We introduce a classical open-addressed hash table, called rainbow hashing, that supports a load factor of up to $1 - \varepsilon$, while also supporting $O(1)$ expected-time queries, and $O(\log \log \varepsilon^{-1})$ expected-time insertions and deletions. We further prove that this tradeoff curve is optimal: any classical open-addressed hash table that supports load factor $1 - \varepsilon$ must incur $\Omega(\log \log \varepsilon^{-1})$ expected time per operation. Finally, we extend rainbow hashing to the setting where the hash table is dynamically resized over time.
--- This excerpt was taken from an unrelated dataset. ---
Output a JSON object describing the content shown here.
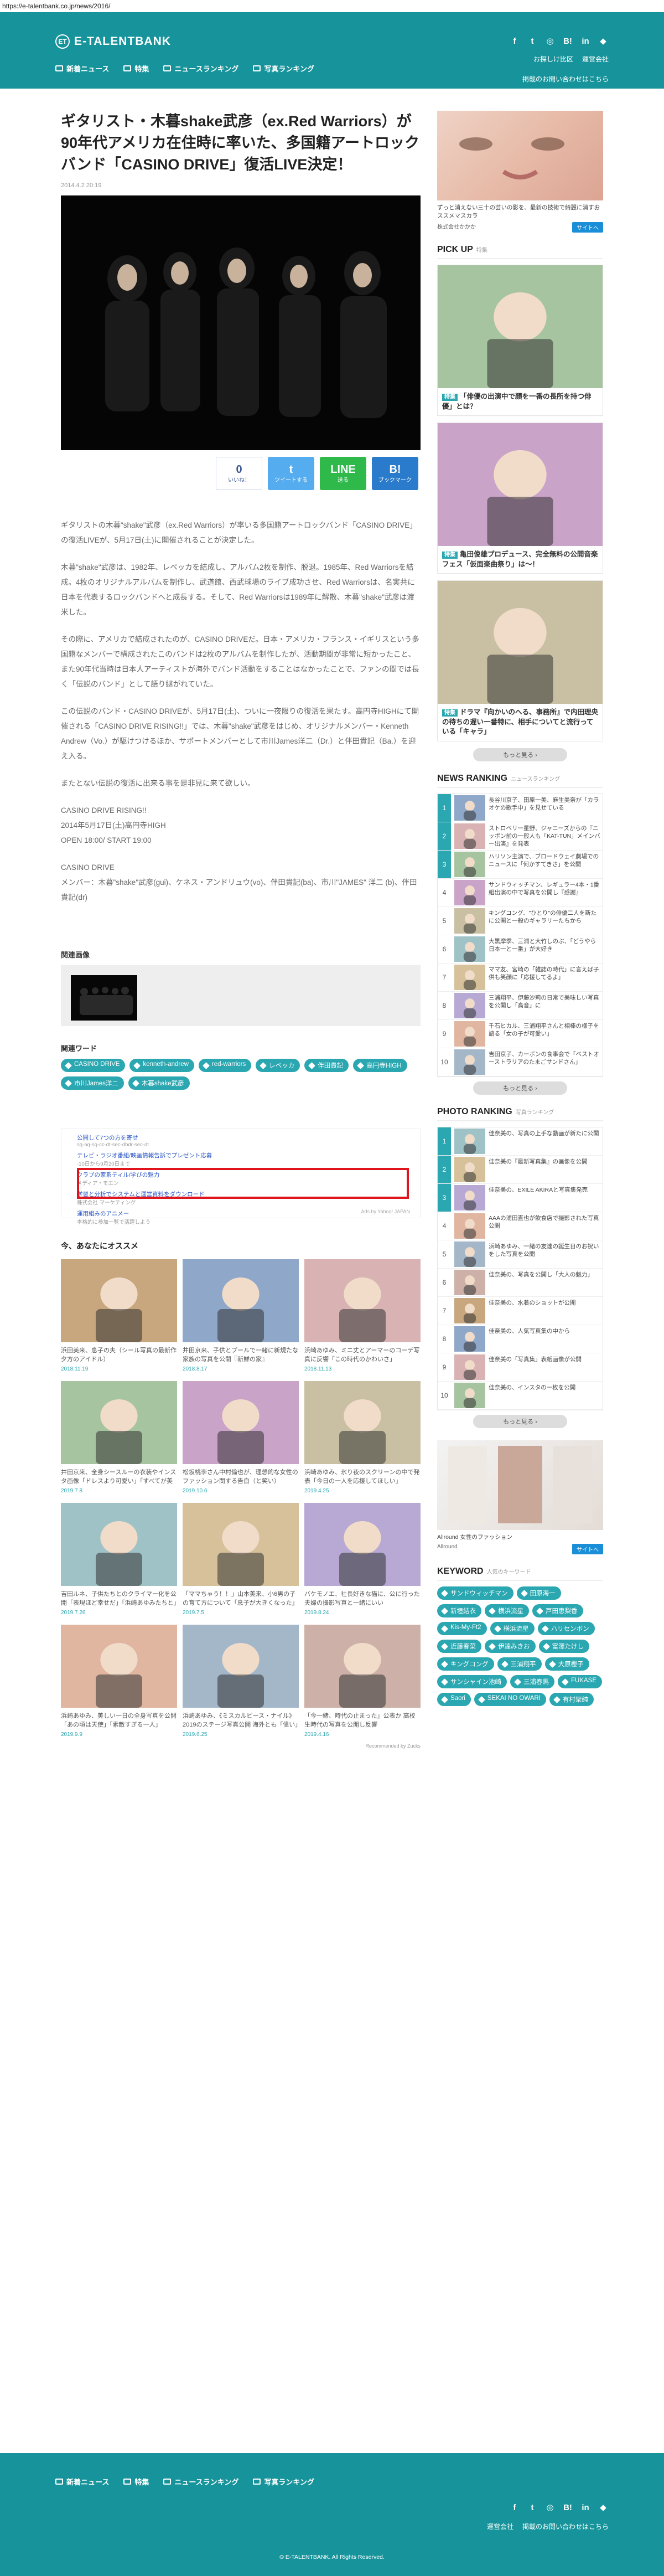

Surprisingly, the addition of dynamic resizing does not come at any time cost -- even while maintaining a load factor of $\ge 1 - \varepsilon$ at all times, we can support $O(1)$ queries and $O(\log \log \varepsilon^{-1})$ updates. Prior to our work, achieving any time bounds of the form $o(\varepsilon^{-1})$ for all of insertions, deletions, and queries simultaneously remained an open question.

翻译：我们提出了一种称为彩虹哈希的经典开放寻址哈希表，它支持高达 $1 - \varepsilon$ 的负载因子，同时支持 $O(1)$ 期望时间查询，以及 $O(\log \log \varepsilon^{-1})$ 期望时间的插入和删除操作。我们进一步证明这一权衡曲线是最优的：任何支持负载因子 $1 - \varepsilon$ 的经典开放寻址哈希表，其每次操作必须耗费 $\Omega(\log \log \varepsilon^{-1})$ 的期望时间。最后，我们将彩虹哈希扩展到哈希表随时间动态调整大小的场景。令人惊讶的是，增加动态调整大小功能并不会带来任何时间代价——即使在始终保持 $\ge 1 - \varepsilon$ 负载因子的情况下，我们仍能支持 $O(1)$ 的查询和 $O(\log \log \varepsilon^{-1})$ 的更新操作。在我们的工作之前，对于插入、删除和查询同时实现 $o(\varepsilon^{-1})$ 形式的时间界，一直是一个悬而未决的问题。